Brächte Bürokratieaufwand mit enormem Ausmaß

OTS (Wien) - "Die Erkenntnis, dass Krankenkassen über die nötigen Mittel verfügen müssen, um ihr gesetzlich vorgegebenes Leistungsangebot finanzieren zu können, ist richtig. Der Lösungsvorschlag der Ärztekammer (ÖAK), allen ÖsterreicherInnen jährlich einen Pauschalbeitrag von 2000 Euro abzuknöpfen, muss allerdings als wenig intelligenter Hüftschuss schärfstens zurückgewiesen werden", reagiert der Gesundheitssprecher der Grünen, Kurt Grüewald, auf die jüngsten Aussagen in diesem Zusammenhang.

Diese Maßnahme benachteilige das untere und mittlere Einkommensdrittel besonders, also jene, die ohnehin häufiger und früher erkranken, und führe jedes Solidarsystem ad absurdum. "Wenn die ÖÄK zu Recht gegen den kontraproduktiven Bürokratismus der Chefarztpflicht mobilisiert, nun jedoch im Gegenzug einen einkommensunabhängigen Pauschalbeitrag vorschlägt, der über steuerliche Maßnahmen sozial ausgeglichen werden soll, ist das paradox. Denn verglichen mit der zu erwartenden extensiven Verwaltungsvermehrung und überbordenden Bürokratie wäre die Chefarztpflicht geradezu ein Lercherl", kommentiert Grünewald.

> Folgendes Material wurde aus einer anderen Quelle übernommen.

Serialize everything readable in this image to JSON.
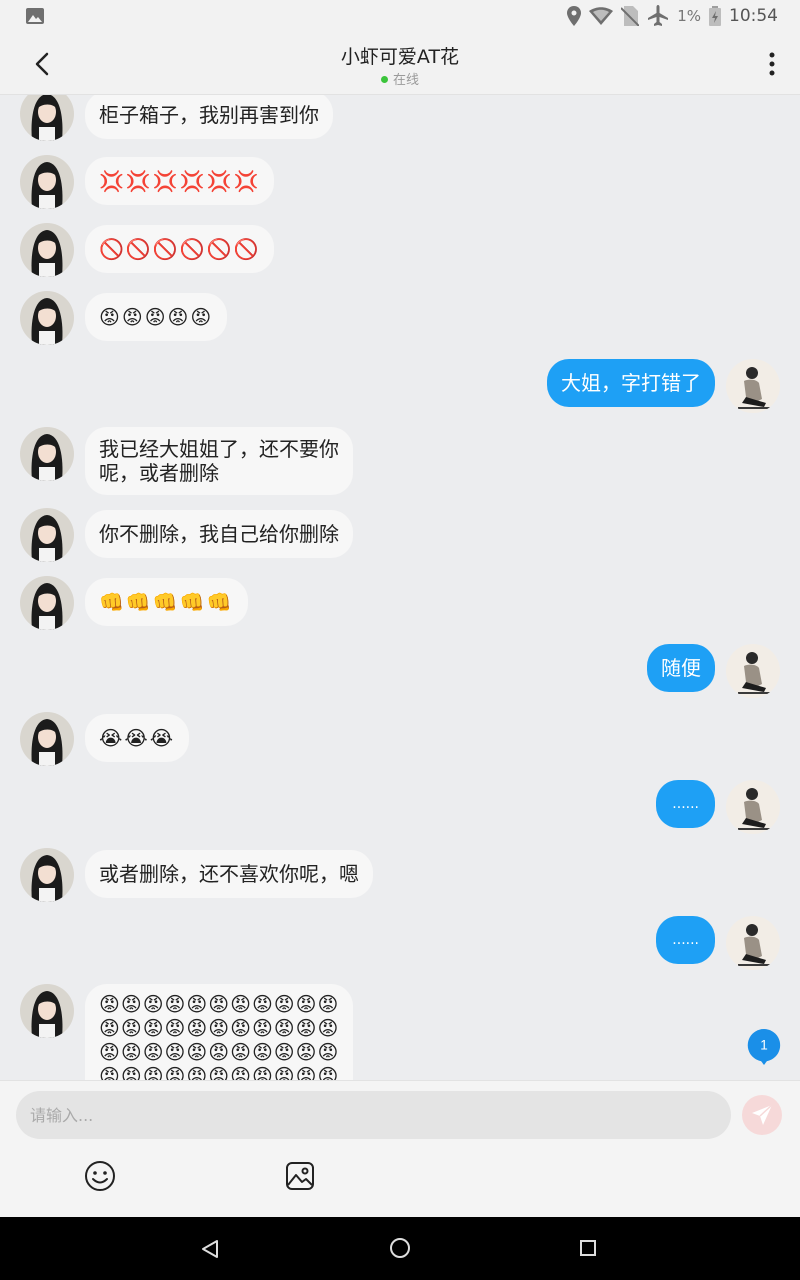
{
  "status_bar": {
    "battery_percent": "1%",
    "time": "10:54"
  },
  "header": {
    "title": "小虾可爱AT花",
    "status": "在线"
  },
  "messages": [
    {
      "side": "in",
      "text": "柜子箱子，我别再害到你"
    },
    {
      "side": "in",
      "text": "💢💢💢💢💢💢"
    },
    {
      "side": "in",
      "text": "🚫🚫🚫🚫🚫🚫"
    },
    {
      "side": "in",
      "text": "😡😡😡😡😡"
    },
    {
      "side": "out",
      "text": "大姐，字打错了"
    },
    {
      "side": "in",
      "text": "我已经大姐姐了，还不要你",
      "text2": "呢，或者删除"
    },
    {
      "side": "in",
      "text": "你不删除，我自己给你删除"
    },
    {
      "side": "in",
      "text": "👊👊👊👊👊"
    },
    {
      "side": "out",
      "text": "随便"
    },
    {
      "side": "in",
      "text": "😭😭😭"
    },
    {
      "side": "out",
      "text": "......"
    },
    {
      "side": "in",
      "text": "或者删除，还不喜欢你呢，嗯"
    },
    {
      "side": "out",
      "text": "......"
    },
    {
      "side": "in",
      "text": "😡😡😡😡😡😡😡😡😡😡😡",
      "text2": "😡😡😡😡😡😡😡😡😡😡😡",
      "text3": "😡😡😡😡😡😡😡😡😡😡😡",
      "text4": "😡😡😡😡😡😡😡😡😡😡😡"
    }
  ],
  "unread_badge": "1",
  "input": {
    "placeholder": "请输入..."
  },
  "icons": {
    "back": "chevron-left-icon",
    "more": "more-vertical-icon",
    "send": "send-icon",
    "emoji": "emoji-icon",
    "image": "image-icon"
  },
  "colors": {
    "outgoing_bubble": "#1ea0f5",
    "incoming_bubble": "#f7f7f7",
    "online": "#3bc43b",
    "badge": "#1a8fe8"
  }
}
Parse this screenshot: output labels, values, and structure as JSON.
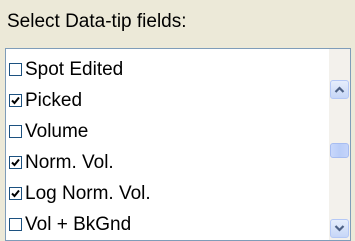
{
  "section": {
    "label": "Select Data-tip fields:"
  },
  "list": {
    "items": [
      {
        "label": "Spot Edited",
        "checked": false
      },
      {
        "label": "Picked",
        "checked": true
      },
      {
        "label": "Volume",
        "checked": false
      },
      {
        "label": "Norm. Vol.",
        "checked": true
      },
      {
        "label": "Log Norm. Vol.",
        "checked": true
      },
      {
        "label": "Vol + BkGnd",
        "checked": false
      }
    ]
  },
  "scrollbar": {
    "up_icon": "scroll-up-arrow-icon",
    "down_icon": "scroll-down-arrow-icon"
  },
  "colors": {
    "background": "#ece9d8",
    "listbox_border": "#7f9db9",
    "checkbox_border": "#1c5180",
    "arrow": "#4d6185"
  }
}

Mehr Phantasie und Einfühlungsvermögen in die Situation von Einkommensbenachteiligten, sei eine Eigenschaft, die gerade ÄrztInnen zugemutet werden könne, so Grünewald weiter. Neben der Ausschöpfung von Rationalisierungspotentialen schlagen die Grünen zur Sicherstellung der Finanzierung von Krankenkassen bereits seit langem eine Erhöhung der Höchstbeitragsgrenze und eine Verbreiterung der beitragspflichtigen Einkommen vor.